My sister and I went over there yesterday - it was her 82nd birthday. We had to cancel the planned restaurant trip, she couldn't handle it. Dad gets mad at her, and can be sort of mean and impatient, because he does not know how to do this. She has to be dressed and persuaded to get out of bed, and he's kind of rough with all these things.
So I told them - this will be my new "job". I'll just treat it like a job (and since I quit working, I have absolutely nothing else to do with my own life, so what the hay), I'll come over every day, help with her, read to her, amuse her as much as I can (I'm her favorite daughter, my sister is Dad's girl, which is all ok), and fix them some much needed nutritious lunches each day. This part is tricky, because she's so nauseous all the time, many foods she used to like, she now can't stand - normal stuff like soup and eggs, because of the bad tummy.
My Dad was kind of casual about that idea (as he is about everything) but I could tell he was thrilled at the idea. He needs time off. He's afraid to leave her alone (she's still a little loopy - possibly early stage dementia), and he can't leave the house at all if someone doesn't come watch her. Which will be me. My sister has volunteered for a little too, but she's still working and has other responsibilities. So hey.
When I was over there yesterday, my Dad and Sister left to go to Target to get a prescription for pain relieving gel for her arms and hands (which turns out won't be available till tomorrow), she broke down and cried and said to me "I wish I were dead".
I seem to be the only non-judgmental caretaker she has (which means maybe I'll have a little more leverage when actually getting her to get up and move around - Dad barks orders at her like the drill sergeant he used to be haha - and her sister is very bossy and unsympathetic as well).
Now my dilemma - I know how to fix good basic nutritious meals with fresh food and not too hard to eat for someone with a bad tummy (Dad's been feeding her hamburgers and boxed mashed potatoes, which is HIS idea of a good meal haha).

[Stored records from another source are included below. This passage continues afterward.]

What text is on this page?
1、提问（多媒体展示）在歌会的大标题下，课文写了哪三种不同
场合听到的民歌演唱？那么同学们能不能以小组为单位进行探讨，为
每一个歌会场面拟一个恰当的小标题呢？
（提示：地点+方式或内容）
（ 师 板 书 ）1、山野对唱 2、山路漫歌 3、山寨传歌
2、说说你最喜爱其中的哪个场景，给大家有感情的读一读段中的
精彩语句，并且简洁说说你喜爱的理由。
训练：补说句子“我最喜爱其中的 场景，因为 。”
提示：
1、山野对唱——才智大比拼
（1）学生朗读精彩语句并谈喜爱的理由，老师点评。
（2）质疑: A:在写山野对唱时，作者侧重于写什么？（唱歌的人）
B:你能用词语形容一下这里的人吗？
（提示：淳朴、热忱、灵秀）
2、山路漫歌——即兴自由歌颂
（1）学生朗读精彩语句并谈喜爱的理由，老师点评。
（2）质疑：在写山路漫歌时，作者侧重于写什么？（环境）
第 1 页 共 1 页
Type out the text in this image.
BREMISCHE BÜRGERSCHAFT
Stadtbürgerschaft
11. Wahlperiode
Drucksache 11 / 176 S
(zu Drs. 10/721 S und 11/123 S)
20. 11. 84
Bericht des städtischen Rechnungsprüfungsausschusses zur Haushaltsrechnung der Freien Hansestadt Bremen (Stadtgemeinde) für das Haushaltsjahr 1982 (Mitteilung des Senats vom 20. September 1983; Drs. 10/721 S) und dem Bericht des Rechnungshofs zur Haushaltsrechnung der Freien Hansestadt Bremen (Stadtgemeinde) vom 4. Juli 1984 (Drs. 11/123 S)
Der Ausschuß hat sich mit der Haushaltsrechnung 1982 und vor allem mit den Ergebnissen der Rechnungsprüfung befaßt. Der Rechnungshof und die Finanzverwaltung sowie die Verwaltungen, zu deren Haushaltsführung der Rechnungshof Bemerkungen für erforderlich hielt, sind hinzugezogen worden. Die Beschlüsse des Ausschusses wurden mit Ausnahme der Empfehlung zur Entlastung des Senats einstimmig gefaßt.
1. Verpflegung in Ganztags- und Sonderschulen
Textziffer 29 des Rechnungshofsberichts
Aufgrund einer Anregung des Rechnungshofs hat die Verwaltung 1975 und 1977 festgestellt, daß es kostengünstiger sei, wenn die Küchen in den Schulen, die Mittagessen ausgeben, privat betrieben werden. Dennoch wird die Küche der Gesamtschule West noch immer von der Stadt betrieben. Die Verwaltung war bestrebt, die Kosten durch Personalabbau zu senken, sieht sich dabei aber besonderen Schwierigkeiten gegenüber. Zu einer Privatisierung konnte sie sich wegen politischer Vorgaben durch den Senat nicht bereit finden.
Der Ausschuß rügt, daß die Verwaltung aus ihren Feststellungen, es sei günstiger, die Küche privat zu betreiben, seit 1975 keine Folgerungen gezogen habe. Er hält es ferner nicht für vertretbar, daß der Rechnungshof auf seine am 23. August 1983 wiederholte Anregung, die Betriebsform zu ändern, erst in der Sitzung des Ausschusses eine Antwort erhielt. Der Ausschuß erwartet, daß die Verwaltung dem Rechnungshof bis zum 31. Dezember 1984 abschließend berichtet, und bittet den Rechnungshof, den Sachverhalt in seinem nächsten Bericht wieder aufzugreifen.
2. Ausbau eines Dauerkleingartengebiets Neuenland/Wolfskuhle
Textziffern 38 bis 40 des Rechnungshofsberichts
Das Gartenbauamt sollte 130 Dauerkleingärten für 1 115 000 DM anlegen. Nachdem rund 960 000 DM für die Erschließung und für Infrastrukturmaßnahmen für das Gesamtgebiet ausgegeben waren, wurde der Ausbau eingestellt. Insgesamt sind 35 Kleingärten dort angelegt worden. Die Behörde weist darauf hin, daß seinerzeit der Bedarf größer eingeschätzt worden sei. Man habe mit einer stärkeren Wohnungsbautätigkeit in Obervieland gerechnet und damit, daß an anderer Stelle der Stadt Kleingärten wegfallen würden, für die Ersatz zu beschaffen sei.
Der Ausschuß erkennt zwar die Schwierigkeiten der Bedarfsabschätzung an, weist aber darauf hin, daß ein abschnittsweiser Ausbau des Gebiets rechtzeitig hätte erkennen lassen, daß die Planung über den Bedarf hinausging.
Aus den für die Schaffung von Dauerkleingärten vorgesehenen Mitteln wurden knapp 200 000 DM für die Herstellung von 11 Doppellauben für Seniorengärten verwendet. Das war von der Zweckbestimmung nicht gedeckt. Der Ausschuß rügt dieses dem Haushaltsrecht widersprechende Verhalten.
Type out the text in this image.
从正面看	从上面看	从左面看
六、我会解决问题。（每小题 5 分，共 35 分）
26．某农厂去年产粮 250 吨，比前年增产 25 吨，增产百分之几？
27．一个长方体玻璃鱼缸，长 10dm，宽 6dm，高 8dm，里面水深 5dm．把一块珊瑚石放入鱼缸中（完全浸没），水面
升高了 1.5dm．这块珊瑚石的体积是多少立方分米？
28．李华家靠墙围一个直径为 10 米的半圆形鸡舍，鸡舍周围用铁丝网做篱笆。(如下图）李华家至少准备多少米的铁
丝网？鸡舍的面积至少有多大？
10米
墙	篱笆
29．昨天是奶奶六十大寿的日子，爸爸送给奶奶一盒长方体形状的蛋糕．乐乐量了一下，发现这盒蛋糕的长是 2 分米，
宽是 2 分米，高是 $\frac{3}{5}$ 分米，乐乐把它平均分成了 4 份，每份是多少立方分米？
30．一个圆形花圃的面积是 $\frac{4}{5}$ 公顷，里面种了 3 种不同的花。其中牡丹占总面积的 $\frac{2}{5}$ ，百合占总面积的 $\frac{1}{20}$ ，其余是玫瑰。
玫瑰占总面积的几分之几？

But anybody with any good recipes out there, I would love to know them. This is food for invalids that I would love to make tasty enough she would actually eat some, and which Dad would like too, since he hasn't actually been eating well either (jokes about how awful his own cooking is, but it's true - but he tries).
I know having me there would keep her from sinking into depression - she's much happier when people are around. I've been visiting regularly but truly didn't know how bad it was till now. Now it has to be my job.
Anyways. Thanks for listening. Don't take any wooden (nickels) political ads. (Funny how the Ds will always identify themselves as Ds but the Rs are afraid to identify themselves as Rs hahahahaha.)